Il y a deux ans déjà, Bordeaux avait dû renoncer à son statut professionnel et repartir en National 2 après avoir été confronté à des difficultés financières majeures. Depuis, la direction cherche à stabiliser les comptes tout en préparant une reprise capitalistique susceptible d’assurer l’avenir du club.
Selon les informations de Sud Ouest, le président et actionnaire Gérard Lopez, le directeur général Arnaud Saint-André, le vice-président Guy Cotret, et Gilles Frétigné pour le fonds d’investissement anglais Sparta Capita, candidat à une entrée au capital du club, ont tenté ce mardi matin de convaincre l’instance de contrôle. Ils avaient notamment demandé un délai supplémentaire jusqu’au 6 juillet pour finaliser certaines garanties financières. Une requête rejetée par la commission.
La DNCG attend aujourd’hui un apport immédiat de 9 millions d’euros. Cette somme doit permettre de couvrir plusieurs besoins : un déficit prévisionnel de 3,5 millions d’euros pour la saison à venir, une échéance de dette du même montant prévue en juin 2027, ainsi que le règlement des dernières factures de l’exercice 2025-2026.

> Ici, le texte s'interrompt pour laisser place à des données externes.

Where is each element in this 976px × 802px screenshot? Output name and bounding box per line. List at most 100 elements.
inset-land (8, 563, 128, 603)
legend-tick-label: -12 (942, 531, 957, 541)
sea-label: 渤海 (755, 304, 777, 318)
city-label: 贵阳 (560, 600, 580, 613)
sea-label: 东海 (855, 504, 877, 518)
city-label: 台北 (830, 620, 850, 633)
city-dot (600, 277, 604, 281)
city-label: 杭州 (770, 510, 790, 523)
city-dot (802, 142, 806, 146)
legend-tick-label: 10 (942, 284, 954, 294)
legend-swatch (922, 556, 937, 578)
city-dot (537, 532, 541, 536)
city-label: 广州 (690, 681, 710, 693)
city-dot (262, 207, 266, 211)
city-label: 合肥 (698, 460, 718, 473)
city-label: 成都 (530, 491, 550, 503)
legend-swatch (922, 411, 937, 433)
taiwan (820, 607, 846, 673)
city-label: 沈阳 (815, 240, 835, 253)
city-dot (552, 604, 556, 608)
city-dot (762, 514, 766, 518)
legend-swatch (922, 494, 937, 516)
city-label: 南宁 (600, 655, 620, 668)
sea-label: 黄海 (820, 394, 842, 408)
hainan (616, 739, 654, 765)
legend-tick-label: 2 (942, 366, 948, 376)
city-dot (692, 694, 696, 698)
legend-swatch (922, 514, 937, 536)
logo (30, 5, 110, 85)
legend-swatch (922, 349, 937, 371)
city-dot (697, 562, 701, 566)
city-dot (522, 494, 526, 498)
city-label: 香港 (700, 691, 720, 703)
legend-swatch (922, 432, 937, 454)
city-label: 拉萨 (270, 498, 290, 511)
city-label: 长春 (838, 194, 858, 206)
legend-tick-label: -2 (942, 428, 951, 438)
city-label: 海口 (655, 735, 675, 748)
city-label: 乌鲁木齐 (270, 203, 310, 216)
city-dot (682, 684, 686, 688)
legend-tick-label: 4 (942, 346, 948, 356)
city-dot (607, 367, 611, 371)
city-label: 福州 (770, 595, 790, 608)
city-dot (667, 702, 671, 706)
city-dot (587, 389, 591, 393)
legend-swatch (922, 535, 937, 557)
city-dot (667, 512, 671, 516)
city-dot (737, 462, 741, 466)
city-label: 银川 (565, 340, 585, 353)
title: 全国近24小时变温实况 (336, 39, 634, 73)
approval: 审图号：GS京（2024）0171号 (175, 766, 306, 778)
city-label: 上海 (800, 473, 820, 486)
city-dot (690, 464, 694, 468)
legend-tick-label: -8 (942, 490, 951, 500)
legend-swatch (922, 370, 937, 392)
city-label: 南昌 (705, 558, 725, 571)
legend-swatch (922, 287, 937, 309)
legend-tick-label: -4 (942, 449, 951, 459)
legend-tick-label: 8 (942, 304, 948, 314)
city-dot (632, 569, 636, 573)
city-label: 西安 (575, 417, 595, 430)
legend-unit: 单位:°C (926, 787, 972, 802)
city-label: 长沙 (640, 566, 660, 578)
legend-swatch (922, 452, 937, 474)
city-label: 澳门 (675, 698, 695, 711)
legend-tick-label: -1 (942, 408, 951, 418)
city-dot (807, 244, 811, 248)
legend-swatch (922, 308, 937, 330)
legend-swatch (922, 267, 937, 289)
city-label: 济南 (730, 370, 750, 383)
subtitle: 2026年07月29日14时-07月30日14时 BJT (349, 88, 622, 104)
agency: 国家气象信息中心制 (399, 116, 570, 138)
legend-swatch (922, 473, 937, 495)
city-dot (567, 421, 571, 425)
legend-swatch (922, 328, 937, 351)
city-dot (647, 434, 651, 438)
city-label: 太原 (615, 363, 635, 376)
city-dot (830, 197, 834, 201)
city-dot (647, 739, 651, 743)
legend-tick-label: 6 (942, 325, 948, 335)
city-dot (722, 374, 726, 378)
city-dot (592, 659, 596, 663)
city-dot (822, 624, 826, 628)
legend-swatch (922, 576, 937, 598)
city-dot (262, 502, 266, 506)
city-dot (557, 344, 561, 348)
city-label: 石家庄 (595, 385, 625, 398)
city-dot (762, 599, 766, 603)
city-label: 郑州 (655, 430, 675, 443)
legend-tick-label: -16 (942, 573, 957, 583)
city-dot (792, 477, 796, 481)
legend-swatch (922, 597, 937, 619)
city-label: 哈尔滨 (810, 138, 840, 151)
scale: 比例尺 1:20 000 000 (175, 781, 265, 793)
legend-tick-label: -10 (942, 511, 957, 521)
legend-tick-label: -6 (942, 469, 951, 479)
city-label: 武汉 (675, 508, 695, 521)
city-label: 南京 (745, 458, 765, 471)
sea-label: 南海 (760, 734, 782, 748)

Un repreneur pas convaincant
Au cœur du dossier figure toujours l’engagement éventuel de Sparta Capital, qui négocie depuis plusieurs mois une prise de contrôle majoritaire du club. L’opération n’étant pas finalisée, une solution intermédiaire est désormais envisagée : l’octroi d’un prêt de 10 millions d’euros à Gérard Lopez. L’argent serait ensuite placé sur un compte séquestre ou injecté dans les comptes du club afin de satisfaire aux exigences de la DNCG.
Mais plusieurs inconnues demeurent. Sparta Capital n’a pas eu l’accord de Bordeaux Métropole concernant les conditions d’occupation du stade Atlantique. Parmi les sujets évoqués figureraient un étalement d’une partie du loyer ainsi qu’un droit de priorité sur une éventuelle acquisition future du stade. Des éléments qui pourraient peser dans la décision finale du fonds d’investissement.
Pour les Girondins, l’enjeu dépasse largement le cadre administratif. Une exclusion des compétitions nationales remettrait en cause la saison sportive à venir, fragiliserait encore davantage les recettes liées aux partenaires, aux abonnements et à la billetterie, et compliquerait les efforts engagés pour reconstruire la crédibilité du club auprès des investisseurs. Au mieux, le club espère se maintenir en championnat National 2, qui deviendra National 1 avec l’application de la nouvelle dénomination pour la saison prochaine.